A new housing program seeks to address the lack of health professionals in Campbell River by providing low-cost temporary lodging and a warm reception.

The city announced on Friday that a completely furnished apartment near the hospital will be available for between one week and three months for $50 per night on a first-come, first-served basis. Included are utilities, water, Wi-Fi, and weekly cleaning.

The temporary program will apply to locum tenens physicians and other essential health care personnel.
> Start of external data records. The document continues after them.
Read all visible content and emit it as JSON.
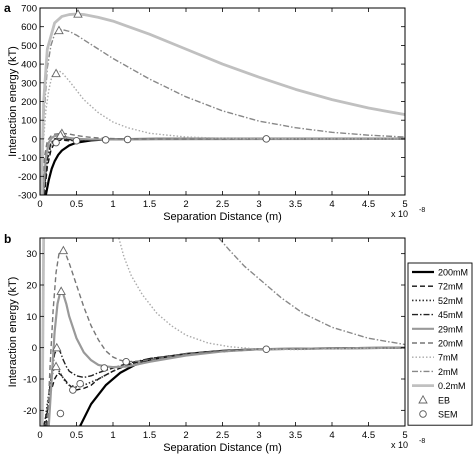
{
  "figure": {
    "panel_a_label": "a",
    "panel_b_label": "b"
  },
  "colors": {
    "200mM": "#000000",
    "72mM": "#111111",
    "52mM": "#333333",
    "45mM": "#222222",
    "29mM": "#999999",
    "20mM": "#777777",
    "7mM": "#aaaaaa",
    "2mM": "#888888",
    "0.2mM": "#c0c0c0"
  },
  "legend": {
    "entries": [
      {
        "label": "200mM",
        "dash": "",
        "width": 2.2
      },
      {
        "label": "72mM",
        "dash": "5,3",
        "width": 1.4
      },
      {
        "label": "52mM",
        "dash": "1.5,2",
        "width": 1.6
      },
      {
        "label": "45mM",
        "dash": "6,2,1.5,2",
        "width": 1.4
      },
      {
        "label": "29mM",
        "dash": "",
        "width": 2.2
      },
      {
        "label": "20mM",
        "dash": "5,3",
        "width": 1.4
      },
      {
        "label": "7mM",
        "dash": "1.5,2",
        "width": 1.4
      },
      {
        "label": "2mM",
        "dash": "6,2,1.5,2",
        "width": 1.4
      },
      {
        "label": "0.2mM",
        "dash": "",
        "width": 2.8
      }
    ],
    "marker_entries": [
      {
        "label": "EB",
        "marker": "triangle"
      },
      {
        "label": "SEM",
        "marker": "circle"
      }
    ]
  },
  "chart_data": [
    {
      "panel": "a",
      "type": "line",
      "xlabel": "Separation Distance (m)",
      "ylabel": "Interaction energy (kT)",
      "x_multiplier": "x 10",
      "x_multiplier_exp": "-8",
      "xlim": [
        0,
        5
      ],
      "ylim": [
        -300,
        700
      ],
      "xticks": [
        "0",
        "0.5",
        "1",
        "1.5",
        "2",
        "2.5",
        "3",
        "3.5",
        "4",
        "4.5",
        "5"
      ],
      "yticks": [
        "-300",
        "-200",
        "-100",
        "0",
        "100",
        "200",
        "300",
        "400",
        "500",
        "600",
        "700"
      ],
      "grid": false,
      "series": [
        {
          "key": "200mM",
          "x": [
            0.08,
            0.12,
            0.16,
            0.2,
            0.25,
            0.3,
            0.4,
            0.5,
            0.7,
            0.9,
            1.2,
            1.6,
            2,
            3,
            5
          ],
          "y": [
            -300,
            -220,
            -160,
            -120,
            -85,
            -62,
            -35,
            -20,
            -8,
            -3,
            -1,
            0,
            0,
            0,
            0
          ]
        },
        {
          "key": "72mM",
          "x": [
            0.06,
            0.1,
            0.15,
            0.2,
            0.25,
            0.3,
            0.4,
            0.5,
            0.7,
            0.9,
            1.2,
            2,
            5
          ],
          "y": [
            -300,
            -150,
            -60,
            -20,
            -8,
            -6,
            -10,
            -8,
            -4,
            -2,
            -1,
            0,
            0
          ]
        },
        {
          "key": "52mM",
          "x": [
            0.05,
            0.1,
            0.15,
            0.2,
            0.25,
            0.3,
            0.4,
            0.5,
            0.7,
            0.9,
            1.2,
            2,
            5
          ],
          "y": [
            -300,
            -120,
            -30,
            -5,
            0,
            -2,
            -8,
            -7,
            -4,
            -2,
            -1,
            0,
            0
          ]
        },
        {
          "key": "45mM",
          "x": [
            0.05,
            0.1,
            0.15,
            0.2,
            0.25,
            0.3,
            0.4,
            0.5,
            0.7,
            0.9,
            1.2,
            2,
            5
          ],
          "y": [
            -300,
            -110,
            -20,
            0,
            5,
            2,
            -4,
            -5,
            -3,
            -2,
            -1,
            0,
            0
          ]
        },
        {
          "key": "29mM",
          "x": [
            0.04,
            0.08,
            0.12,
            0.16,
            0.2,
            0.25,
            0.3,
            0.4,
            0.5,
            0.7,
            0.9,
            1.2,
            2,
            5
          ],
          "y": [
            -300,
            -100,
            -20,
            5,
            15,
            18,
            14,
            5,
            0,
            -3,
            -3,
            -2,
            -1,
            0
          ]
        },
        {
          "key": "20mM",
          "x": [
            0.03,
            0.06,
            0.1,
            0.15,
            0.2,
            0.3,
            0.4,
            0.5,
            0.6,
            0.8,
            1.0,
            1.2,
            1.5,
            2,
            5
          ],
          "y": [
            -300,
            -100,
            -10,
            15,
            25,
            30,
            26,
            18,
            12,
            5,
            2,
            0,
            -1,
            -1,
            0
          ]
        },
        {
          "key": "7mM",
          "x": [
            0.02,
            0.05,
            0.08,
            0.12,
            0.16,
            0.2,
            0.25,
            0.3,
            0.4,
            0.5,
            0.6,
            0.8,
            1,
            1.2,
            1.5,
            2,
            2.5,
            3,
            5
          ],
          "y": [
            -300,
            0,
            150,
            260,
            330,
            355,
            365,
            355,
            310,
            260,
            210,
            140,
            90,
            60,
            30,
            10,
            3,
            1,
            0
          ]
        },
        {
          "key": "2mM",
          "x": [
            0.02,
            0.05,
            0.1,
            0.15,
            0.2,
            0.25,
            0.3,
            0.4,
            0.5,
            0.6,
            0.8,
            1,
            1.5,
            2,
            2.5,
            3,
            3.5,
            4,
            4.5,
            5
          ],
          "y": [
            -300,
            100,
            380,
            500,
            560,
            580,
            585,
            575,
            555,
            530,
            480,
            430,
            320,
            225,
            150,
            95,
            60,
            35,
            20,
            10
          ]
        },
        {
          "key": "0.2mM",
          "x": [
            0.02,
            0.05,
            0.1,
            0.2,
            0.3,
            0.4,
            0.5,
            0.6,
            0.8,
            1,
            1.5,
            2,
            2.5,
            3,
            3.5,
            4,
            4.5,
            5
          ],
          "y": [
            -300,
            200,
            480,
            620,
            655,
            665,
            668,
            665,
            650,
            630,
            560,
            480,
            400,
            330,
            265,
            210,
            165,
            130
          ]
        }
      ],
      "markers": {
        "EB": [
          {
            "x": 0.22,
            "y": 350
          },
          {
            "x": 0.26,
            "y": 580
          },
          {
            "x": 0.52,
            "y": 668
          },
          {
            "x": 0.3,
            "y": 30
          },
          {
            "x": 0.28,
            "y": 20
          }
        ],
        "SEM": [
          {
            "x": 0.22,
            "y": -20
          },
          {
            "x": 0.5,
            "y": -10
          },
          {
            "x": 0.9,
            "y": -5
          },
          {
            "x": 1.2,
            "y": -3
          },
          {
            "x": 3.1,
            "y": 0
          }
        ]
      }
    },
    {
      "panel": "b",
      "type": "line",
      "xlabel": "Separation Distance (m)",
      "ylabel": "Interaction energy (kT)",
      "x_multiplier": "x 10",
      "x_multiplier_exp": "-8",
      "xlim": [
        0,
        5
      ],
      "ylim": [
        -25,
        35
      ],
      "xticks": [
        "0",
        "0.5",
        "1",
        "1.5",
        "2",
        "2.5",
        "3",
        "3.5",
        "4",
        "4.5",
        "5"
      ],
      "yticks": [
        "-20",
        "-10",
        "0",
        "10",
        "20",
        "30"
      ],
      "grid": false,
      "series": [
        {
          "key": "200mM",
          "x": [
            0.55,
            0.7,
            0.9,
            1.1,
            1.3,
            1.6,
            2,
            2.5,
            3,
            4,
            5
          ],
          "y": [
            -25,
            -18,
            -12,
            -8,
            -5.5,
            -3.5,
            -2,
            -1,
            -0.5,
            -0.2,
            0
          ]
        },
        {
          "key": "72mM",
          "x": [
            0.05,
            0.1,
            0.15,
            0.2,
            0.25,
            0.3,
            0.4,
            0.5,
            0.6,
            0.7,
            0.8,
            1,
            1.2,
            1.5,
            2,
            3,
            5
          ],
          "y": [
            -25,
            -20,
            -14,
            -10,
            -8,
            -9,
            -12,
            -13.5,
            -13,
            -12,
            -10,
            -7.5,
            -5.5,
            -3.5,
            -2,
            -0.5,
            0
          ]
        },
        {
          "key": "52mM",
          "x": [
            0.06,
            0.1,
            0.15,
            0.2,
            0.25,
            0.3,
            0.35,
            0.4,
            0.5,
            0.6,
            0.7,
            0.8,
            1,
            1.2,
            1.5,
            2,
            3,
            5
          ],
          "y": [
            -25,
            -18,
            -10,
            -6,
            -7,
            -9,
            -11,
            -12,
            -12.5,
            -12,
            -11,
            -10,
            -7.5,
            -5.5,
            -3.5,
            -2,
            -0.5,
            0
          ]
        },
        {
          "key": "45mM",
          "x": [
            0.08,
            0.12,
            0.16,
            0.2,
            0.24,
            0.28,
            0.32,
            0.36,
            0.4,
            0.5,
            0.6,
            0.7,
            0.8,
            1,
            1.2,
            1.5,
            2,
            3,
            5
          ],
          "y": [
            -25,
            -16,
            -8,
            -2,
            0,
            -1.5,
            -4,
            -6,
            -7.5,
            -9,
            -9.5,
            -9,
            -8,
            -6.5,
            -5,
            -3.5,
            -2,
            -0.5,
            0
          ]
        },
        {
          "key": "29mM",
          "x": [
            0.12,
            0.16,
            0.2,
            0.24,
            0.28,
            0.32,
            0.36,
            0.4,
            0.5,
            0.6,
            0.7,
            0.8,
            0.9,
            1,
            1.2,
            1.5,
            2,
            2.5,
            3,
            4,
            5
          ],
          "y": [
            -25,
            -10,
            5,
            14,
            18,
            17,
            14,
            10,
            3,
            -1.5,
            -4,
            -5.5,
            -6,
            -6.2,
            -6,
            -4.5,
            -2.5,
            -1.2,
            -0.5,
            -0.2,
            0
          ]
        },
        {
          "key": "20mM",
          "x": [
            0.1,
            0.14,
            0.18,
            0.22,
            0.26,
            0.3,
            0.35,
            0.4,
            0.5,
            0.6,
            0.7,
            0.8,
            0.9,
            1,
            1.1,
            1.2,
            1.4,
            1.6,
            2,
            2.5,
            3,
            5
          ],
          "y": [
            -25,
            -5,
            12,
            24,
            30,
            31,
            30,
            27,
            20,
            13,
            7,
            2.5,
            -1,
            -3,
            -4,
            -4.5,
            -4.2,
            -3.5,
            -2,
            -1,
            -0.5,
            0
          ]
        },
        {
          "key": "7mM",
          "x": [
            1.08,
            1.15,
            1.25,
            1.4,
            1.6,
            1.8,
            2,
            2.3,
            2.6,
            3,
            3.5,
            4,
            4.5,
            5
          ],
          "y": [
            35,
            29,
            23,
            17,
            11,
            7,
            4,
            1.5,
            0.3,
            -0.5,
            -0.6,
            -0.4,
            -0.2,
            -0.1
          ]
        },
        {
          "key": "2mM",
          "x": [
            2.45,
            2.6,
            2.8,
            3,
            3.3,
            3.6,
            4,
            4.5,
            5
          ],
          "y": [
            35,
            31,
            26,
            22,
            16,
            11,
            6.5,
            3,
            1
          ]
        },
        {
          "key": "0.2mM",
          "x": [
            0.03,
            0.05
          ],
          "y": [
            -25,
            35
          ]
        }
      ],
      "markers": {
        "EB": [
          {
            "x": 0.22,
            "y": -6
          },
          {
            "x": 0.23,
            "y": 0
          },
          {
            "x": 0.29,
            "y": 18
          },
          {
            "x": 0.32,
            "y": 31
          }
        ],
        "SEM": [
          {
            "x": 0.28,
            "y": -21
          },
          {
            "x": 0.45,
            "y": -13.5
          },
          {
            "x": 0.55,
            "y": -11.5
          },
          {
            "x": 0.88,
            "y": -6.5
          },
          {
            "x": 1.18,
            "y": -4.5
          },
          {
            "x": 3.1,
            "y": -0.5
          }
        ]
      }
    }
  ]
}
Campbell River, like other communities on Vancouver Island and in other parts of British Columbia, struggles to attract enough health care professionals.

Health-care professionals will receive greeting bundles containing local products and services.

Sadie Mack, operations coordinator for the Campbell River and District Division of Family Practice, stated that the lack of available, affordable accommodation is one of the largest obstacles they face when trying to recruit locum physicians to Campbell River.

Discussions between city officials, Dr. Jordyn Vanderveen of the Campbell River and District Division of Family Practice, and Dr. Sol Gregory of the Campbell River Medical Staff Engagement Initiative Society led to the formation of the new initiative.

Mackie stated that the company intends to demonstrate local clinicians’ value by demonstrating its willingness to support them and their need for time off.

She stated that it is anticipated that this will increase the likelihood of new physicians arriving to Campbell River and relieving the current physicians. This will guarantee that patients receive “the best possible care.”

Provincially, interim mayor Susan Sinnott stated that temporary lodging for locums is a challenge.

“During peak season, short-term rentals are frequently unavailable, leaving locum tenens positions vacant,” she said.

This gap increases wait periods and decreases the availability of treatment in hospitals and clinics.

Sinnott is hopeful that collaborating with local medical health organizations will solve the problem and improve health care.

When rental service revenue is returned to the program, the city anticipates that additional health care professionals will be able to relocate to Campbell River.